God invites us to leave behind measuring and calculating and go all in. To throw ourselves in faith into the bounty of God’s love.

And when we show this extravagant love, God blesses and empowers us with even more extravagant love. I’m not claiming this is the prosperity gospel here - God’s blessing takes lots of different forms. But we don’t have to choose between worshiping God with our whole heart and our whole soul and our whole mind and our whole strength and loving our neighbor as ourselves. Indeed, our worship of God empowers us to love and serve our neighbors. Our time in worship, our reflection on these beautiful works of art, our whole-hearted embrace of Christian community - we do these without reservation. And then we are sent out, likewise without reservation, but with renewed gifts to take into the world in service.

These experiences open the door for a conversion of heart.
God calls us to turn away from the transactional calculus of scarcity and embrace the gospel of abundant grace and selfless extravagance.

In the course of my studies, I took a church finance class last semester. The instructor drove home the importance of good accounting practices because even the hint of financial scandal can devastate a church community. And believe me, I’ve lived that.
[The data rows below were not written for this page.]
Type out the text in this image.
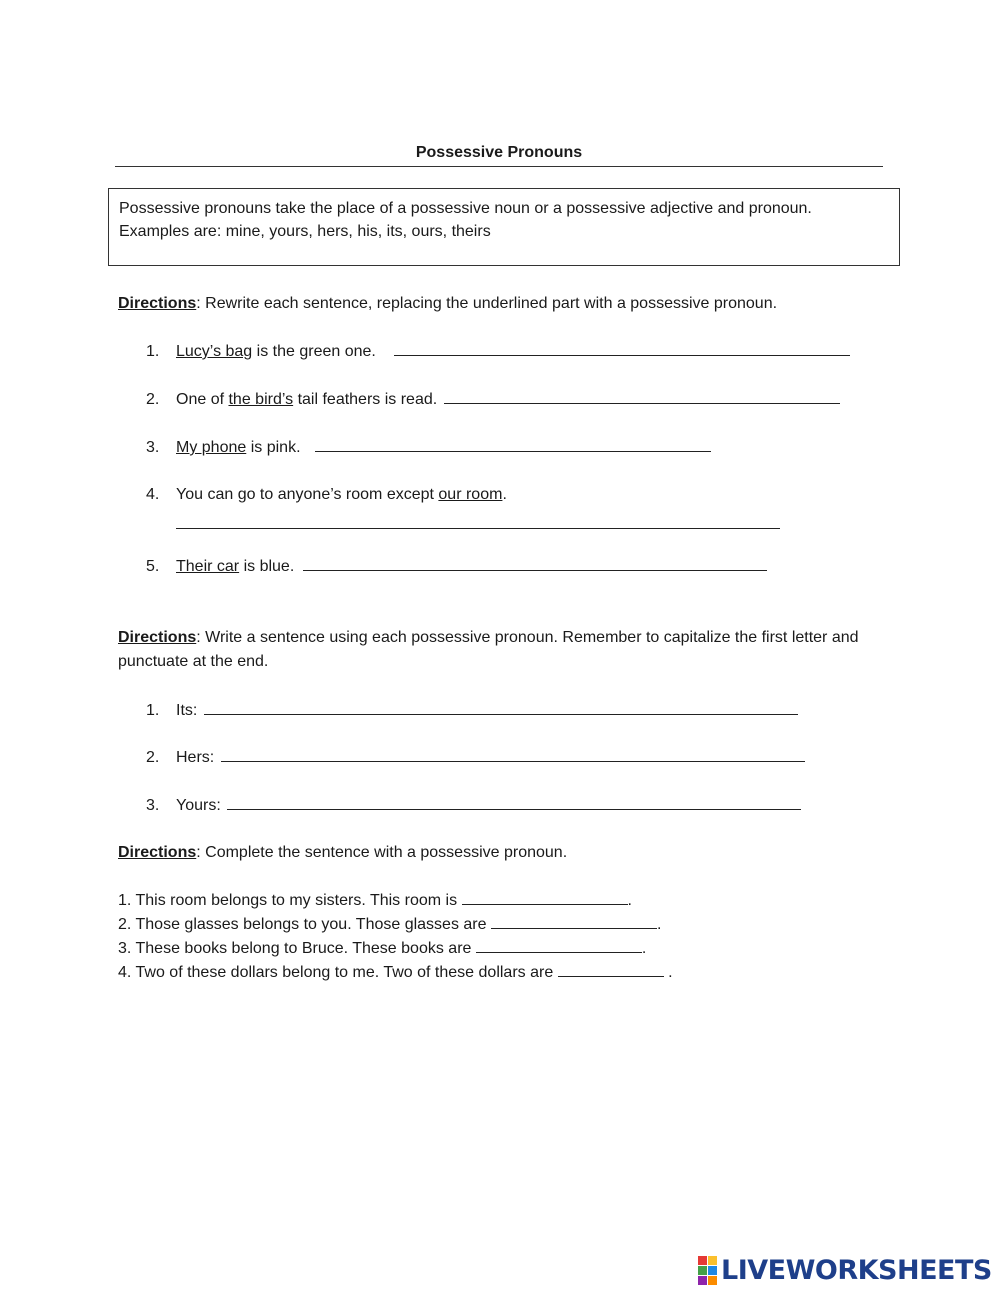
Possessive Pronouns
Possessive pronouns take the place of a possessive noun or a possessive adjective and pronoun.
Examples are: mine, yours, hers, his, its, ours, theirs
Directions: Rewrite each sentence, replacing the underlined part with a possessive pronoun.
1. Lucy’s bag is the green one.
2. One of the bird’s tail feathers is read.
3. My phone is pink.
4. You can go to anyone’s room except our room.
5. Their car is blue.
Directions: Write a sentence using each possessive pronoun. Remember to capitalize the first letter and punctuate at the end.
1. Its:
2. Hers:
3. Yours:
Directions: Complete the sentence with a possessive pronoun.
1. This room belongs to my sisters. This room is	.
2. Those glasses belongs to you. Those glasses are	.
3. These books belong to Bruce. These books are	.
4. Two of these dollars belong to me. Two of these dollars are	.
LIVEWORKSHEETS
Twenty years ago, I lost my church home because of a community divided by the discovery of misused church funds. My instructor made it seem like transparency and accountability even trumped mission: if charity or service couldn’t be done with proper record keeping, the Church shouldn’t do them. But Jesus does give us a different example in today’s Gospel.
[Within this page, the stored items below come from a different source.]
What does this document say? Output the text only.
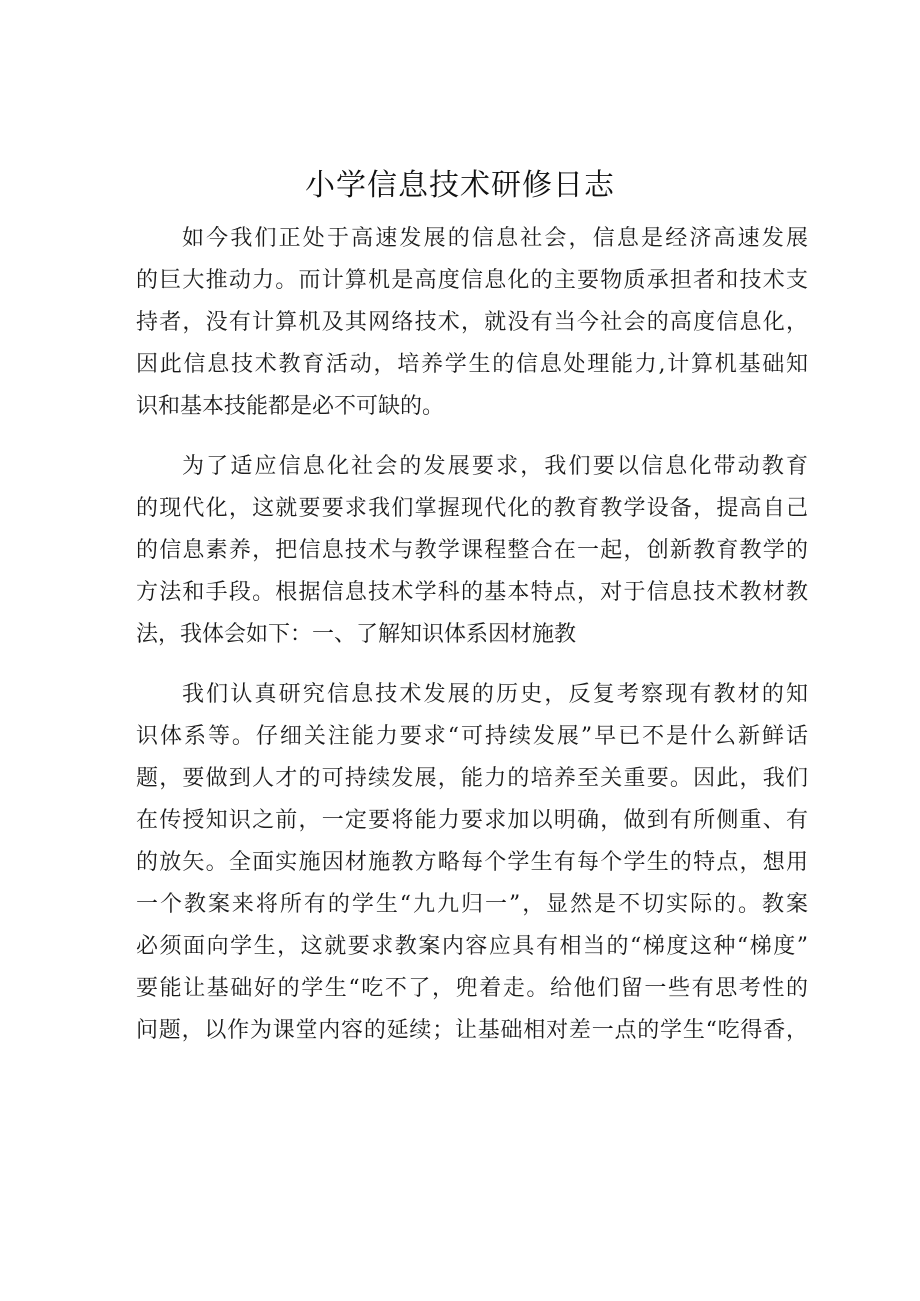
小学信息技术研修日志
如今我们正处于高速发展的信息社会，信息是经济高速发展
的巨大推动力。而计算机是高度信息化的主要物质承担者和技术支
持者，没有计算机及其网络技术，就没有当今社会的高度信息化，
因此信息技术教育活动，培养学生的信息处理能力,计算机基础知
识和基本技能都是必不可缺的。
为了适应信息化社会的发展要求，我们要以信息化带动教育
的现代化，这就要要求我们掌握现代化的教育教学设备，提高自己
的信息素养，把信息技术与教学课程整合在一起，创新教育教学的
方法和手段。根据信息技术学科的基本特点，对于信息技术教材教
法，我体会如下：一、了解知识体系因材施教
我们认真研究信息技术发展的历史，反复考察现有教材的知
识体系等。仔细关注能力要求“可持续发展”早已不是什么新鲜话
题，要做到人才的可持续发展，能力的培养至关重要。因此，我们
在传授知识之前，一定要将能力要求加以明确，做到有所侧重、有
的放矢。全面实施因材施教方略每个学生有每个学生的特点，想用
一个教案来将所有的学生“九九归一”，显然是不切实际的。教案
必须面向学生，这就要求教案内容应具有相当的“梯度这种“梯度”
要能让基础好的学生“吃不了，兜着走。给他们留一些有思考性的
问题，以作为课堂内容的延续；让基础相对差一点的学生“吃得香，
The treasurer he appointed, Judas Iscariot, was a thief who stole from the common purse. Now this is in the Gospel according to John. Of all the Gospels, John has the highest Christology: Jesus in John’s account knows everything. When he prays, he sometimes even says “I know you already know this, God, but I’m saying it so the people around me can hear it.” In John’s Gospel, Jesus is omniscient from day one. And yet he chooses to appoint Judas to keep the money.
What example do we draw from this? If our conclusion is that God encourages fraud, that’s probably not quite the right direction here, but rather that we need to move past the mindset of scarcity. Jesus could give the purse to Judas because it didn’t matter. Freely have you received; freely give.

The new bishop of Rome is a Jesuit, a member of an order with whom I worked when I first attended Nativity, and who taught me a lot. I learned a prayer from my time with them translated from St. Ignatius himself. We started class with this prayer pretty frequently:

Lord, teach me to be generous;

teach me to serve you as you deserve,

to give and not to count the cost,

to fight and not to heed the wounds,

to toil and not to seek for rest,

to labor and not to seek reward,

except that of knowing that I do your will.

Ultimately, that’s what we can take away from last week’s parable of the prodigal son and his even more prodigal, more wastefully extravagant father and from this week’s account of Mary’s selfless extravagance: our God of Grace is inviting us to go all in. Freely have you received; freely give. Commit ourselves to worship, to service, to love without reservation, without measure. This transforms us, and prepares us to be able to receive God’s abundant grace. Judas today, the older brother last week - these people were shocked and horrified by these acts of selfless extravagance. Because in a world of scarcity, to give abundantly means to deny other opportunities. To be able to receive abundant grace requires a conversion of heart to recognize the limitlessness bounty of God’s grace: unmerited, unearned, and yet, miraculously, given to us all the same. Glory to God whose power working in us can do infinitely more than we can ask or imagine! Amen.